At home with his feet up. He finally arrives at 2:15 to get her and if that went on any longer, I was going to call Child Protective Services because holy shit, you just dropped your kid off in the care of complete strangers juggling two dozen children at any given time.
According to the girl, he always does this. Including one time where he made her wait three hours to pick her up from school because he was watching television.
I don’t make it a habit of judging a person’s child-rearing techniques because I don’t intend on having them myself but HOLY FUCKING SHITBALLS.
WHY?
WHY?
But that’s done. It’s done.
It is now 2:30 and the influx of children has slowed to a trickle. The initial urgency to do the slime glue thing has waned and there are now only a few people in the room. We can breathe.
I do a final count on the roster. Fifty-two.
Fifty-two. Four dozen excited slime children have come and gone in two hours. This is a lot of things to happen in a short amount of time. But it is almost over now. It’s almost done.
A small child toddles up to me and hands me an egg.
“I made this for you because I love you.”
And that was the last of them.
There are four messages on my phone, all from my girlfriend asking me when I was supposed to be out of work, that her parents were here and that they were all going to dinner.
So I clean up as fast as I possibly can, wipe down everything, sweep, throw out the rejected slime experiments, put things away, scan the used items out of our inventory and I am out of the classroom as fast as I can be.
But on my way back to the break room to clock out, the framer catches my attention and has a customer ask me: “How do you make glue slime?”
My cells are vibrating with urgency and anger. JUST. GOOGLE. IT. Just fucking google it. You have all the information in the world available to you in the form of an overheated black rectangle in the palm of your hand.

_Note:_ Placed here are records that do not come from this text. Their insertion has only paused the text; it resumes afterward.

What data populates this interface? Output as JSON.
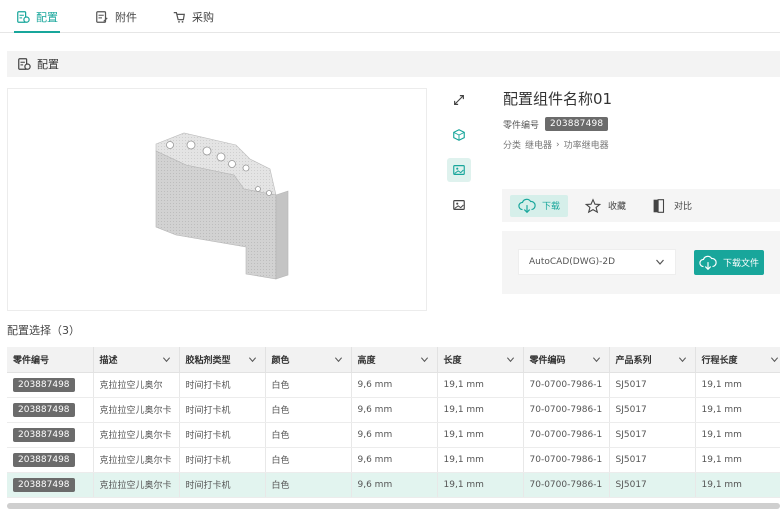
{
  "tabs": [
    {
      "label": "配置",
      "icon": "config-icon",
      "active": true
    },
    {
      "label": "附件",
      "icon": "attachment-icon",
      "active": false
    },
    {
      "label": "采购",
      "icon": "purchase-icon",
      "active": false
    }
  ],
  "section": {
    "title": "配置"
  },
  "product": {
    "title": "配置组件名称01",
    "part_label": "零件编号",
    "part_number": "203887498",
    "category_label": "分类",
    "category_1": "继电器",
    "category_2": "功率继电器"
  },
  "actions": {
    "download": "下载",
    "favorite": "收藏",
    "compare": "对比"
  },
  "download_box": {
    "format": "AutoCAD(DWG)-2D",
    "button": "下载文件"
  },
  "config_select": {
    "title": "配置选择（3）"
  },
  "table": {
    "headers": [
      "零件编号",
      "描述",
      "胶粘剂类型",
      "颜色",
      "高度",
      "长度",
      "零件编码",
      "产品系列",
      "行程长度"
    ],
    "rows": [
      [
        "203887498",
        "克拉拉空儿奥尔",
        "时间打卡机",
        "白色",
        "9,6 mm",
        "19,1 mm",
        "70-0700-7986-1",
        "SJ5017",
        "19,1 mm"
      ],
      [
        "203887498",
        "克拉拉空儿奥尔卡",
        "时间打卡机",
        "白色",
        "9,6 mm",
        "19,1 mm",
        "70-0700-7986-1",
        "SJ5017",
        "19,1 mm"
      ],
      [
        "203887498",
        "克拉拉空儿奥尔卡",
        "时间打卡机",
        "白色",
        "9,6 mm",
        "19,1 mm",
        "70-0700-7986-1",
        "SJ5017",
        "19,1 mm"
      ],
      [
        "203887498",
        "克拉拉空儿奥尔卡",
        "时间打卡机",
        "白色",
        "9,6 mm",
        "19,1 mm",
        "70-0700-7986-1",
        "SJ5017",
        "19,1 mm"
      ],
      [
        "203887498",
        "克拉拉空儿奥尔卡",
        "时间打卡机",
        "白色",
        "9,6 mm",
        "19,1 mm",
        "70-0700-7986-1",
        "SJ5017",
        "19,1 mm"
      ]
    ],
    "highlighted_row": 4
  },
  "colors": {
    "accent": "#18a69b",
    "accent_light": "#d6efea",
    "pill": "#6b6b6b"
  },
  "tools": [
    "expand-icon",
    "3d-view-icon",
    "image-view-icon",
    "image-icon"
  ]
}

“Glue. Water. Borax.” These are the ingredients chosen to create the perfect little mess.
BYE.
Flying out the door now because my girlfriend is urgently asking where I am, she’s worried. They’re tired of waiting for me and want to move on.
I arrive at the pizza parlor thirty minutes late and covered in a fine layer of glitter. There is a googly eye stuck to my butt.
Her parents know me well enough to know that this is not unusual.
And the upsetting part is...
.... I know that this is not where the story ends.